Troubled online directory firm Scoot.com said today it was looking to sell the business or find a strategic partner, but that it had enough cash to trade at least until the beginning of October.
The company said that if shareholders approved the planned sale of its main asset - the Loot classified directory business - it would be able to continue to trade until May next year.
But is said remaining as a stand-alone business was less viable and it would prefer to sell up or find a partner.
The firm also announced a pre-tax loss of £171.6 million sterling for the six months to end-June, compared to a loss of £15.6 million in the same period last year.
It wrote off £108.4 million of goodwill for Loot and provided for £5.5 million in costs of its strategic review, announced in June, which would cover job cuts, relocation and costs of severing contracts.
The firm called an extraordinary shareholders' meeting for September 28th to vote on the sale of Loot to a unit of newspaper publisher Daily Mail General & Trust Plc, which is expected to complete on October 1.
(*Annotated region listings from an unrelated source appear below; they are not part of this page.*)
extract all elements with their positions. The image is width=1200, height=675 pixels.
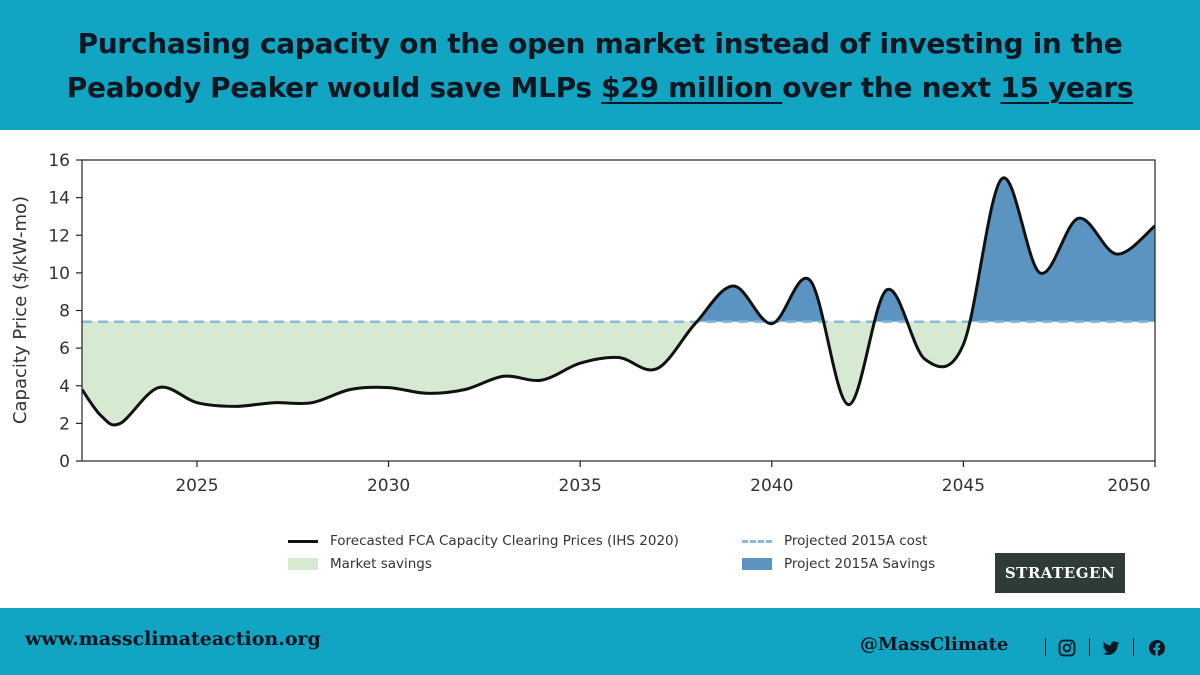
y-tick-label: 4 [59, 377, 70, 397]
divider [1045, 638, 1046, 656]
x-tick-label: 2025 [175, 476, 218, 496]
x-tick-label: 2045 [942, 476, 985, 496]
y-axis: 0 2 4 6 8 10 12 14 16 [48, 151, 82, 472]
legend-label-forecast: Forecasted FCA Capacity Clearing Prices … [330, 533, 679, 549]
divider [1133, 638, 1134, 656]
social-handle[interactable]: @MassClimate [860, 634, 1009, 655]
legend-swatch-blue [742, 558, 772, 570]
twitter-icon[interactable] [1101, 638, 1121, 658]
x-tick-label: 2040 [750, 476, 793, 496]
legend-item-project-savings: Project 2015A Savings [742, 556, 935, 572]
instagram-icon[interactable] [1057, 638, 1077, 658]
y-tick-label: 6 [59, 339, 70, 359]
legend-item-forecast: Forecasted FCA Capacity Clearing Prices … [288, 533, 679, 549]
divider [1089, 638, 1090, 656]
headline-line-1: Purchasing capacity on the open market i… [77, 27, 1123, 60]
headline: Purchasing capacity on the open market i… [0, 22, 1200, 110]
headline-years: 15 years [1000, 71, 1134, 104]
legend-swatch-line [288, 539, 318, 543]
legend: Forecasted FCA Capacity Clearing Prices … [0, 527, 1000, 587]
x-axis: 2025 2030 2035 2040 2045 2050 [175, 461, 1156, 496]
facebook-icon[interactable] [1147, 638, 1167, 658]
y-tick-label: 0 [59, 452, 70, 472]
legend-label-market-savings: Market savings [330, 556, 432, 572]
headline-amount: $29 million [601, 71, 783, 104]
y-tick-label: 12 [48, 226, 70, 246]
headline-text-mid: over the next [782, 71, 1001, 104]
legend-label-projected: Projected 2015A cost [784, 533, 928, 549]
y-axis-label: Capacity Price ($/kW-mo) [10, 196, 31, 424]
website-link[interactable]: www.massclimateaction.org [25, 628, 321, 650]
legend-swatch-dash [742, 539, 772, 543]
strategen-badge: STRATEGEN [995, 553, 1125, 593]
x-tick-label: 2050 [1107, 476, 1150, 496]
capacity-price-chart: 0 2 4 6 8 10 12 14 16 2025 2030 2035 2040 2045 2050 C… [10, 151, 1156, 496]
y-tick-label: 16 [48, 151, 70, 171]
headline-line-2: Peabody Peaker would save MLPs $29 milli… [0, 66, 1200, 110]
legend-label-project-savings: Project 2015A Savings [784, 556, 936, 572]
footer-banner: www.massclimateaction.org @MassClimate [0, 608, 1200, 675]
y-tick-label: 14 [48, 189, 70, 209]
forecasted-price-line [82, 176, 1155, 427]
x-tick-label: 2035 [559, 476, 602, 496]
legend-item-market-savings: Market savings [288, 556, 432, 572]
market-savings-area [82, 321, 970, 425]
header-banner: Purchasing capacity on the open market i… [0, 0, 1200, 130]
legend-item-projected: Projected 2015A cost [742, 533, 927, 549]
y-tick-label: 2 [59, 414, 70, 434]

The deal would bring in net proceeds of 42.8 million pounds ($63 million), of which £10.6 million would be used to repay a bridging finance facility and £17.6 million for settling outstanding convertible debentures.
Shares in Scoot, trading at a tiny fraction of their historic levels, closed at 1.4 p on Tuesday, valuing the group at about £10 million. It had reached a peak of about £2.4 billion at the height of Internet fever last year.